An on-board classical (feed-forward PD) controller controls the helicopter on smooth (quintic spline) trajectories planned by a flight path editor. As shown in the above figure, the flight path editor's console shows the planned trajectory between goal points supplied by a human operator. The helicopter can be programmed to maintain its heading tangent to the path or always orient itself towards a point in space. The console also displays 3D range data collected by the mapping system (see below) to help in selecting goal points. The auto trajectory mpeg (right) shows the helicopter executing a circular path, planned using the flight path editor, while pointing to a parked car.


auto takeoff

auto trajectory

auto land


Aerial Mapping
Our goal mission requires 3D range sensing for autonomous obstacle detection and aerial mapping. In general, aerial vehicles are particularly well-suited for 3D mapping for two main reasons. First, they can quickly and efficiently scan very large areas while carrying on-board active sensors. Second, active sensors such as laser rangefinders perform better on-board aerial vehicles because they receive better signal returns from ground objects than ground-based systems.

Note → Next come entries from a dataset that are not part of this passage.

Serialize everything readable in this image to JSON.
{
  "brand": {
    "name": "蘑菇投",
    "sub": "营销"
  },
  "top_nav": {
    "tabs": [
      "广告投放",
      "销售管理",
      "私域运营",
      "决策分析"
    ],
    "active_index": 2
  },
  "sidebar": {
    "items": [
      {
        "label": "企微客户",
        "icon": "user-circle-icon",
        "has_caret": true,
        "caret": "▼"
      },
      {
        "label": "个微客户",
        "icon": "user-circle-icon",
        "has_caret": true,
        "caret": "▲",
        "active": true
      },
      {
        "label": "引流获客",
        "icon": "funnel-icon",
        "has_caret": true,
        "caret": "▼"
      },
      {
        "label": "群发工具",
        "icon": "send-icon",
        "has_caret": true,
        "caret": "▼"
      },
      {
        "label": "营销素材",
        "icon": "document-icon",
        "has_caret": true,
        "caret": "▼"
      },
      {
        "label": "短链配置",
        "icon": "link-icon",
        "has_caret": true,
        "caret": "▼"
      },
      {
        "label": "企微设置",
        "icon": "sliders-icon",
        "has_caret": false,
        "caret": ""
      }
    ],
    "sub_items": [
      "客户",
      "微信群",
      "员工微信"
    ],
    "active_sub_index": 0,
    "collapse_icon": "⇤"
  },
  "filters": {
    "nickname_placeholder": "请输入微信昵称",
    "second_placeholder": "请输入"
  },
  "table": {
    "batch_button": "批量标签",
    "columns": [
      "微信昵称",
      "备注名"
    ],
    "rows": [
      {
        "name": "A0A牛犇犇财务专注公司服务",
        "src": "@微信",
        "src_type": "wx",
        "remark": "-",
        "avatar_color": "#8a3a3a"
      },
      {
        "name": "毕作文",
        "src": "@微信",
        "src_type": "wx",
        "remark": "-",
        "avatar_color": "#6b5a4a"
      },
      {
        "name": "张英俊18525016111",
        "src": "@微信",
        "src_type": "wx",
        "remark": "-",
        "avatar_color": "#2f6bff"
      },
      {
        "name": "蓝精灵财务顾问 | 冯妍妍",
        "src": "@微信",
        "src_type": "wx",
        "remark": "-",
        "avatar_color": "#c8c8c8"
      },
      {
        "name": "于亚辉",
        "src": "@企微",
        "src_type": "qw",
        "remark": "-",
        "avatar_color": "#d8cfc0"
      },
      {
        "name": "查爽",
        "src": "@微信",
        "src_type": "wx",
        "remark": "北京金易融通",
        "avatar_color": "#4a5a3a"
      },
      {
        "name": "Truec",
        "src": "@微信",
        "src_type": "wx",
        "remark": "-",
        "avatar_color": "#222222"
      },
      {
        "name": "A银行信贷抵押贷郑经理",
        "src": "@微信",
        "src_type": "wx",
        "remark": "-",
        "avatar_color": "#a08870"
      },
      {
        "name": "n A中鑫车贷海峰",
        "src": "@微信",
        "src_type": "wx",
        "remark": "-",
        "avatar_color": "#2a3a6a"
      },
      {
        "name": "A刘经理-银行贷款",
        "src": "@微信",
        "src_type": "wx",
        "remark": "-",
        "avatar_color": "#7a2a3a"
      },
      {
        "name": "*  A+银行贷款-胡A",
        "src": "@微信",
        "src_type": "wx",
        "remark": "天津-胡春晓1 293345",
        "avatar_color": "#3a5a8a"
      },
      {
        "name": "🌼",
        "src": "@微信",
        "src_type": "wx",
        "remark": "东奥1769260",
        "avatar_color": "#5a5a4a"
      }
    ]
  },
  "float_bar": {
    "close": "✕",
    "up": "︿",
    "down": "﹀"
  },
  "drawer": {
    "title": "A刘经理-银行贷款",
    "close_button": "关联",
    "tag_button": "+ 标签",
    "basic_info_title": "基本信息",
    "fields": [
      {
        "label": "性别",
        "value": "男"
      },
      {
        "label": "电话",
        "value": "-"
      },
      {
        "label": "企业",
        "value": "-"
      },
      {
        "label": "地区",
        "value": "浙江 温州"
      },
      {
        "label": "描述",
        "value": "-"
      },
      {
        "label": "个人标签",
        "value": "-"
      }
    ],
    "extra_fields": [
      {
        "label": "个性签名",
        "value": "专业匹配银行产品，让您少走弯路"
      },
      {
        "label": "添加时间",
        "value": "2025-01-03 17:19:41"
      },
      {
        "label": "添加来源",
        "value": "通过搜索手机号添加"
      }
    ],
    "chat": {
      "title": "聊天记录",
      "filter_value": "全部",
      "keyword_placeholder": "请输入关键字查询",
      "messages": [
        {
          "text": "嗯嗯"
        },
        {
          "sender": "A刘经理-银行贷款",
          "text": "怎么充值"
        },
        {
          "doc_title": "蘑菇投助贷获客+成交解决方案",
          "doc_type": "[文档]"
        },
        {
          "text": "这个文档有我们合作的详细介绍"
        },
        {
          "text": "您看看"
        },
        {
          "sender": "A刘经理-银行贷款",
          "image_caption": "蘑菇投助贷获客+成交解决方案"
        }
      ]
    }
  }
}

We have developed a mapping system which integrates a laser rangefinder (Reigl), custom synchronization hardware, and our inertial state estimator on-board an autonomous helicopter. The systems scans the environment line by line using a spinning mirror during helicopter flight. Each line, consisting of an array of range measurements, is tagged with helicopter state and is registered in memory to incrementally build a 3D map. You can see the system in action in the aerial mapping video on the right.


aerial imagery

aerial mapping


Object Recognition & Manipulation
Our goal mission requires detecting, tracking, and possibly manipulating objects during autonomous flight. We have built prototype systems which detect and track objects based on color and appearance.

We have developed an color discriminator which can detect objects based on their color. Built by high-speed digitally controllable analog hardware, the discriminator can be configured at NTSC field rate (60 Hz) to look for as many RGB color combination as necessary in sequential image fields. The discriminator normalizes RGB intensity levels, to eliminate the effects of lighting, determines the difference between each pixel color from the target color, and penalizes each pixel based on this distance. Most recently the discriminator was used to pick up an orange disk from a barrel on the ground for the 1997 Unmanned Aerial Robotics Competition. Although, the system did not work properly at the contest, you can see successful pickups in the videos (see mpegs to the right) shot prior to the contest. The pickup system tracked a blue magnet and aligned it with the orange disk as the helicopter descended to the estimated range to the disk. Helicopter range to the disk was measured by triangulation.

We have also developed a template-based detector to locate objects based on appearance. The detector locates image regions which resemble a picture of the object to find a potential match. Because searching every image for a the object's picture or template in any orientation requires enormous computational power, the detector exploits principal component methods to reduce its work load. Rotated templates look very similar and are typically highly correlated. The detector analyzes each template in every orientation and determines a small set of principal templates which would yield accurate matches without matching every possible templates angle. The above figure demonstrates this by comparing the 25 radioactive hazard symbol templates, rotated in 15 degree intervals, to the 8 principal templates used for matching.